Consider the system $$\mathrm{A}(g) \rightleftharpoons \mathrm{B}(g)$$ at \(25^{\circ} \mathrm{C}\) a. Assuming that \(G_{\mathrm{A}}^{\circ}=8996 \mathrm{J} / \mathrm{mol}\) and \(G_{\mathrm{B}}^{\circ}=11,718 \mathrm{J} / \mathrm{mol},\) calculate the value of the equilibrium constant for this reaction. b. Calculate the equilibrium pressures that result if 1.00 mole of \(\mathrm{A}(g)\) at 1.00 atm and 1.00 mole of \(\mathrm{B}(g)\) at 1.00 atm are mixed at \(25^{\circ} \mathrm{C} .\) c. Show by calculations that \(\Delta G=0\) at equilibrium.

Given the standard Gibbs free energy of reactant A, \(G_A^\circ = 8,996 \;J/mol\), and the standard Gibbs free energy of product B, \(G_B^\circ = 11,718 \;J/mol\), we can determine the standard change in Gibbs free energy for the reaction \(\Delta G^\circ\): \(\Delta G^\circ = G_B^\circ - G_A^\circ = 11,718 \;J/mol - 8,996 \;J/mol = 2,722 \;J/mol\). Now, we can use the temperature (in Kelvin) and \(\Delta G^\circ\) to calculate the equilibrium constant: First, convert the temperature from Celsius to Kelvin: \(T = 25^\circ C + 273.15 = 298.15 K\) Using the equation \(\Delta G^\circ = -RT\ln K\), we can rearrange for the equilibrium constant: \(K = e^{(-\Delta G^\circ) / (RT)} = e^{(-2,722 \;J/mol) / (8.314 \;J/(mol \cdot K) \cdot 298.15 \;K)} = 0.104\) Thus, the equilibrium constant, \(K\), for the given reaction is 0.104.

Initially, we have 1 mole of A at 1 atm and 1 mole of B at 1 atm. Let's denote the change in pressure for A as \(x\) and for B as \(y\). The resulting equilibrium pressures will be \(P_A = (1-x) atm\) for A and \(P_B = (1+y) atm\) for B. At equilibrium, the equilibrium expression would be: \(K = \dfrac{P_B}{P_A} = \dfrac{1+y}{1-x}\) Using the calculated value of the equilibrium constant, \(K = 0.104\), we get: \(0.104 = \dfrac{1+y}{1-x}\) Now, let's solve the linear equation for x and y: From the equation, we can find \(y = 0.104(1-x) - 1\), which gives us \(x = \dfrac{1-0.104(1+y)}{0.104}\). Substituting \(x\) in terms of \(y\) in the initial equation, we get: \(y = 0.104 \cdot \dfrac{1-0.104(1+y)}{0.104} - 1\) Solving for \(y\), we find that \(y = -0.329 atm\). Now, substituting the value of \(y\) back into the equation for \(x\): \(x = \dfrac{1-0.104(1-0.329)}{0.104} = 0.467 atm\) The equilibrium pressures for reactant A and product B are: \(P_A = 1 - x = 1 - 0.467 = 0.533 atm\) \(P_B = 1 + y = 1 - 0.329 = 0.671 atm\) So, the equilibrium pressures are 0.533 atm for A and 0.671 atm for B.

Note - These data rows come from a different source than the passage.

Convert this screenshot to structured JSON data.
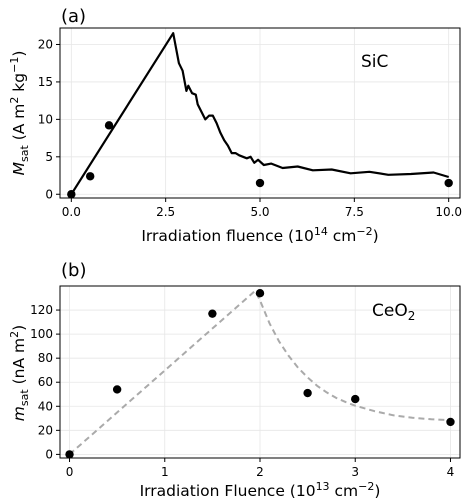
{
  "chart_data": [
    {
      "panel_label": "(a)",
      "type": "line",
      "material_label": "SiC",
      "xlabel": "Irradiation fluence (10^14 cm^-2)",
      "xlabel_parts": {
        "main": "Irradiation fluence (10",
        "exp1": "14",
        "mid": " cm",
        "exp2": "−2",
        "end": ")"
      },
      "ylabel": "M_sat (A m^2 kg^-1)",
      "ylabel_parts": {
        "sym": "M",
        "sub": "sat",
        "a": " (A m",
        "sup1": "2",
        "b": " kg",
        "sup2": "−1",
        "c": ")"
      },
      "xlim": [
        -0.3,
        10.3
      ],
      "ylim": [
        -0.5,
        22.2
      ],
      "xticks": [
        0.0,
        2.5,
        5.0,
        7.5,
        10.0
      ],
      "xtick_labels": [
        "0.0",
        "2.5",
        "5.0",
        "7.5",
        "10.0"
      ],
      "yticks": [
        0,
        5,
        10,
        15,
        20
      ],
      "ytick_labels": [
        "0",
        "5",
        "10",
        "15",
        "20"
      ],
      "grid": true,
      "series": [
        {
          "kind": "line",
          "color": "#000000",
          "x": [
            0.0,
            2.7,
            2.85,
            2.95,
            3.05,
            3.1,
            3.2,
            3.3,
            3.35,
            3.45,
            3.55,
            3.65,
            3.75,
            3.85,
            3.95,
            4.05,
            4.15,
            4.25,
            4.35,
            4.45,
            4.55,
            4.65,
            4.75,
            4.85,
            4.95,
            5.1,
            5.3,
            5.6,
            6.0,
            6.4,
            6.9,
            7.4,
            7.9,
            8.4,
            9.0,
            9.6,
            10.0
          ],
          "y": [
            0.0,
            21.5,
            17.5,
            16.5,
            13.8,
            14.5,
            13.5,
            13.3,
            12.0,
            11.0,
            10.0,
            10.5,
            10.5,
            9.5,
            8.2,
            7.2,
            6.5,
            5.5,
            5.5,
            5.2,
            5.0,
            4.8,
            5.0,
            4.2,
            4.6,
            3.9,
            4.1,
            3.5,
            3.7,
            3.2,
            3.3,
            2.8,
            3.0,
            2.6,
            2.7,
            2.9,
            2.3
          ]
        },
        {
          "kind": "scatter",
          "color": "#000000",
          "x": [
            0.0,
            0.5,
            1.0,
            5.0,
            10.0
          ],
          "y": [
            0.0,
            2.4,
            9.2,
            1.5,
            1.5
          ]
        }
      ]
    },
    {
      "panel_label": "(b)",
      "type": "scatter",
      "material_label": "CeO2",
      "material_label_parts": {
        "main": "CeO",
        "sub": "2"
      },
      "xlabel": "Irradiation Fluence (10^13 cm^-2)",
      "xlabel_parts": {
        "main": "Irradiation Fluence (10",
        "exp1": "13",
        "mid": " cm",
        "exp2": "−2",
        "end": ")"
      },
      "ylabel": "m_sat (nA m^2)",
      "ylabel_parts": {
        "sym": "m",
        "sub": "sat",
        "a": " (nA m",
        "sup1": "2",
        "c": ")"
      },
      "xlim": [
        -0.1,
        4.1
      ],
      "ylim": [
        -3,
        140
      ],
      "xticks": [
        0,
        1,
        2,
        3,
        4
      ],
      "xtick_labels": [
        "0",
        "1",
        "2",
        "3",
        "4"
      ],
      "yticks": [
        0,
        20,
        40,
        60,
        80,
        100,
        120
      ],
      "ytick_labels": [
        "0",
        "20",
        "40",
        "60",
        "80",
        "100",
        "120"
      ],
      "grid": true,
      "series": [
        {
          "kind": "scatter",
          "color": "#000000",
          "x": [
            0.0,
            0.5,
            1.5,
            2.0,
            2.5,
            3.0,
            4.0
          ],
          "y": [
            0.0,
            54.0,
            117.0,
            134.0,
            51.0,
            46.0,
            27.0
          ]
        },
        {
          "kind": "dashed-line",
          "color": "#aaaaaa",
          "x": [
            0.0,
            1.95,
            2.0,
            2.1,
            2.2,
            2.3,
            2.4,
            2.5,
            2.6,
            2.7,
            2.8,
            2.9,
            3.0,
            3.2,
            3.4,
            3.6,
            3.8,
            4.0
          ],
          "y": [
            0.0,
            136.0,
            128.0,
            109.0,
            94.0,
            82.0,
            72.0,
            64.0,
            57.0,
            51.5,
            47.0,
            43.5,
            40.5,
            36.0,
            32.5,
            30.5,
            29.2,
            28.5
          ]
        }
      ]
    }
  ]
}
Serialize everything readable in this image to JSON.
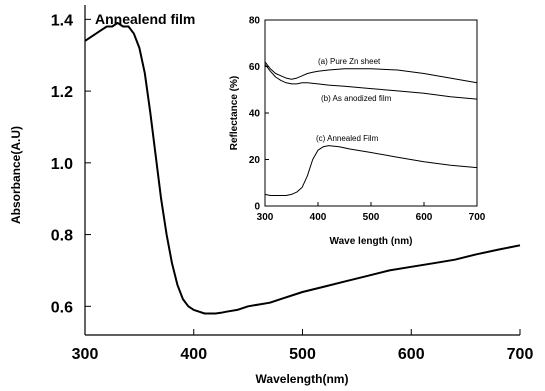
{
  "chart_data": [
    {
      "type": "line",
      "title": "Annealend film",
      "xlabel": "Wavelength(nm)",
      "ylabel": "Absorbance(A.U)",
      "xlim": [
        300,
        700
      ],
      "ylim": [
        0.52,
        1.44
      ],
      "x_ticks": [
        300,
        400,
        500,
        600,
        700
      ],
      "y_ticks": [
        0.6,
        0.8,
        1.0,
        1.2,
        1.4
      ],
      "x_tick_labels": [
        "300",
        "400",
        "500",
        "600",
        "700"
      ],
      "y_tick_labels": [
        "0.6",
        "0.8",
        "1.0",
        "1.2",
        "1.4"
      ],
      "grid": false,
      "color": "#000000",
      "series": [
        {
          "x": [
            300,
            305,
            310,
            315,
            320,
            325,
            330,
            335,
            340,
            345,
            350,
            355,
            360,
            365,
            370,
            375,
            380,
            385,
            390,
            395,
            400,
            405,
            410,
            415,
            420,
            425,
            430,
            440,
            450,
            460,
            470,
            480,
            500,
            520,
            540,
            560,
            580,
            600,
            620,
            640,
            660,
            680,
            700
          ],
          "values": [
            1.34,
            1.35,
            1.36,
            1.37,
            1.38,
            1.38,
            1.39,
            1.38,
            1.38,
            1.36,
            1.32,
            1.25,
            1.14,
            1.02,
            0.9,
            0.8,
            0.72,
            0.66,
            0.62,
            0.6,
            0.59,
            0.585,
            0.58,
            0.58,
            0.58,
            0.582,
            0.585,
            0.59,
            0.6,
            0.605,
            0.61,
            0.62,
            0.64,
            0.655,
            0.67,
            0.685,
            0.7,
            0.71,
            0.72,
            0.73,
            0.745,
            0.758,
            0.77
          ]
        }
      ]
    },
    {
      "type": "line",
      "xlabel": "Wave length (nm)",
      "ylabel": "Reflectance (%)",
      "xlim": [
        300,
        700
      ],
      "ylim": [
        0,
        80
      ],
      "x_ticks": [
        300,
        400,
        500,
        600,
        700
      ],
      "y_ticks": [
        0,
        20,
        40,
        60,
        80
      ],
      "x_tick_labels": [
        "300",
        "400",
        "500",
        "600",
        "700"
      ],
      "y_tick_labels": [
        "0",
        "20",
        "40",
        "60",
        "80"
      ],
      "grid": false,
      "color": "#000000",
      "series": [
        {
          "name": "(a) Pure Zn sheet",
          "x": [
            300,
            310,
            320,
            330,
            340,
            350,
            360,
            370,
            380,
            390,
            400,
            420,
            450,
            500,
            550,
            600,
            650,
            700
          ],
          "values": [
            62,
            59,
            57,
            56,
            55,
            54.5,
            55,
            56,
            57,
            57.5,
            58,
            58.5,
            59,
            59,
            58.5,
            57,
            55,
            53
          ]
        },
        {
          "name": "(b) As anodized film",
          "x": [
            300,
            310,
            320,
            330,
            340,
            350,
            360,
            370,
            380,
            400,
            420,
            450,
            500,
            550,
            600,
            650,
            700
          ],
          "values": [
            61,
            58,
            55.5,
            54,
            53,
            52.5,
            52.5,
            53,
            53,
            52.5,
            52,
            51.5,
            50.5,
            49.5,
            48.5,
            47,
            46
          ]
        },
        {
          "name": "(c) Annealed Film",
          "x": [
            300,
            310,
            320,
            330,
            340,
            350,
            360,
            370,
            380,
            390,
            400,
            410,
            420,
            440,
            460,
            500,
            550,
            600,
            650,
            700
          ],
          "values": [
            5,
            4.5,
            4.5,
            4.5,
            4.5,
            5,
            6,
            8,
            13,
            20,
            24,
            25.5,
            26,
            25.5,
            24.5,
            23,
            21,
            19,
            17.5,
            16.5
          ]
        }
      ]
    }
  ]
}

We have previously calculated the standard change in Gibbs free energy for the reaction, \(\Delta G^\circ\). Now, to show that the change in Gibbs free energy \(\Delta G\) at equilibrium is zero, we will use the following equation: \(\Delta G = \Delta G^\circ + RT\ln Q\) The reaction quotient, \(Q\), can be represented as: \(Q=\dfrac{P_B}{P_A}\) We know the equilibrium pressures for both reactants A and B are \(P_A = 0.533 atm\) and \(P_B = 0.671 atm\), respectively. Therefore, the reaction quotient \(Q\) can be calculated: \(Q = \dfrac{0.671}{0.533} = 1.259\) Now, plugging the values into the equation for \(\Delta G\): \(\Delta G = 2,722 \;J/mol + (8.314 \;J/(mol \cdot K) \cdot 298.15 \;K) \cdot \ln(1.259) \approx 0 \;J/mol\) Thus, as the result of \(\Delta G\) is approximately zero, we have shown that \(\Delta G = 0\) at equilibrium.